Como escrevi, não fui sujeita a um estágio tradicional, pelo que a visão que tenho desse ano pode estar distorcida e pode não reflectir os moldes em que todos os estágios se processam. Conheço, no entanto, muitos relatos de pessoas para quem esse foi, infelizmente, um ano de pesadelo. O que não devia acontecer. Talvez agora, em que os estágios já não são remunerados, as coisas estejam diferentes, mas o que observei enquanto estudante (já lá vão uns 15 anos) foram exigências que pouco contribuiam para a prática real da docência.
Quanto aos planos de aula, não inventei mesmo nada. Claro que há planos de aulas "normais" - eu própria acho que os faço, mas tive na mão vários planos de aula que incluiam mesmo actividades planeadas ao minuto, o número de estudantes que seriam questionados por actividade, introdução em eduquês e tudo.
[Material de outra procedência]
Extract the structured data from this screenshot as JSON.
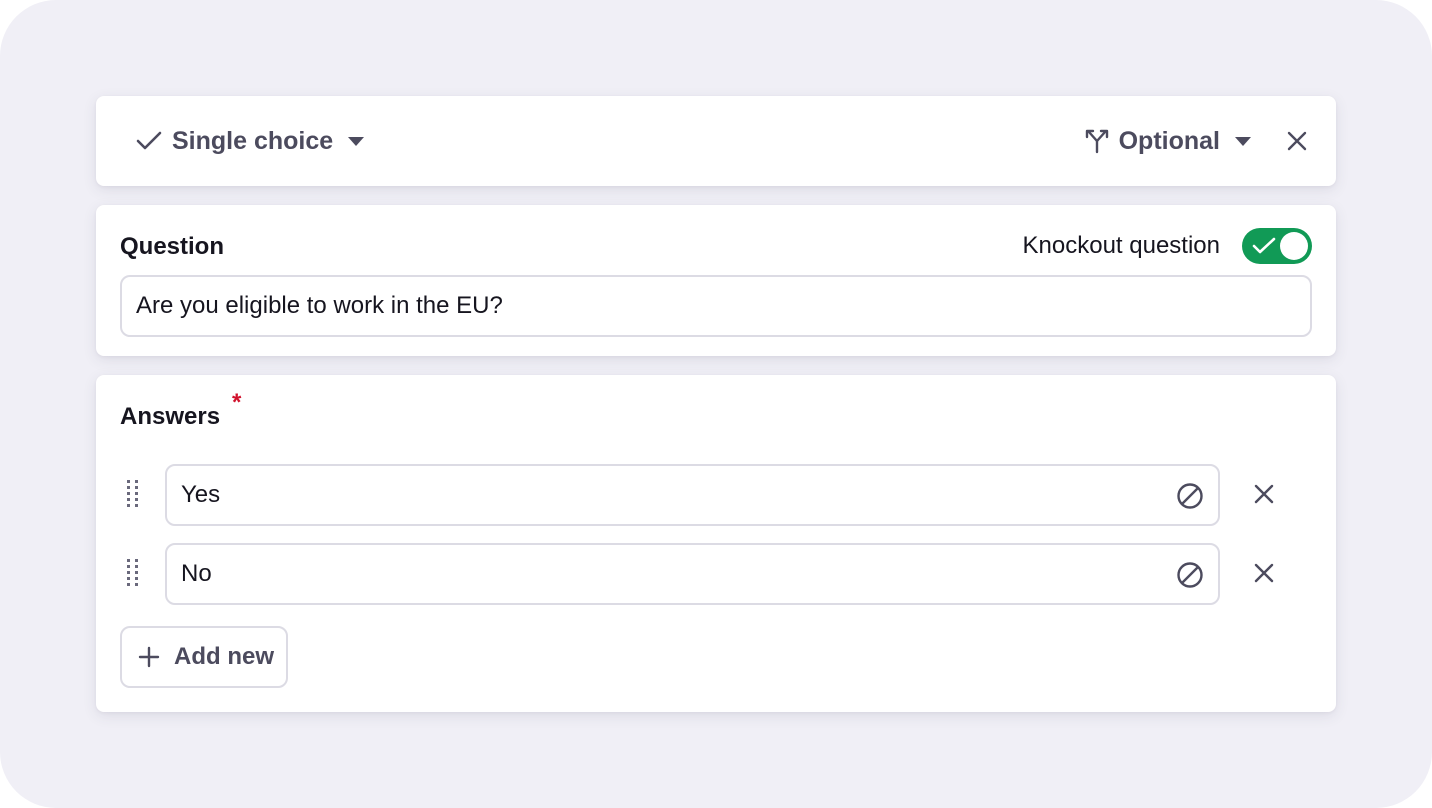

Plános de aula com várias páginas escritas. Não os publico porque me foram arranjados por amigos de amigos e nunca os autores me deram autorização para os usar.
Quanto à última observação, que mesmo com más experiências qualquer um pode "mudar a agulha da bússola", completamente de acordo. Aliás foi nisso que pensei quando escrevi o último parágrafo. Mas não consigo deixar de ficar desiludida quando vejo colegas a complicar o que pode ser simples e concentrar-se mais em papéis e relatórios e portfólios que no trabalho com os alunos propriamente dito. Ah! E a preparar aulas assistidas com actividades que não fariam noutras circuntâncias. Isso também me tira do sério...

Anónimo disse...

Reformei-me, por puro desencanto, no “reinado” da MLR.
Desencanto pelas inúmeras afrontas da tutela sem qualquer respeito e reconhecimento por tantos professores que puxaram pelo ensino público, contra “ventos e marés”, muitos deles oriundos das múltiplas, e muitas vezes desajustadas, reformas de ensino que foram saindo dos gabinetes ministeriais ao longo das últimas décadas.
Desencanto por perceber que, depois da enorme união da classe que culminou com quase toda a classe na rua a dizer não à palhaçada da avaliação, pouco ficou…e um silêncio atrofiante foi-se instalando nas escolas.
Desencanto por perceber que depois de trinta e tal anos a fazer os possíveis por ser uma boa professora, disseram-me que devia procurar por ser, pelo menos, muito boa professora mas preferencialmente excelente professora! Aí comecei a sentir-me levitar para o Olimpo e reformei-me!
Se calhar eu não sei exactamente o que significa o termo “excelência” mas agora também já não me preocupo…Mas continuo a pensar que só desejo que os meus netos tenham bons professores, que quando estiver doente seja tratada por bons profissionais de saúde, quando tiver que recorrer à justiça tenha bons juízes a julgar, etc, etc….ah, claro que neste país haja bons governantes! Então sim acredito que teríamos um excelente país ou um país excelente, como preferirem!!!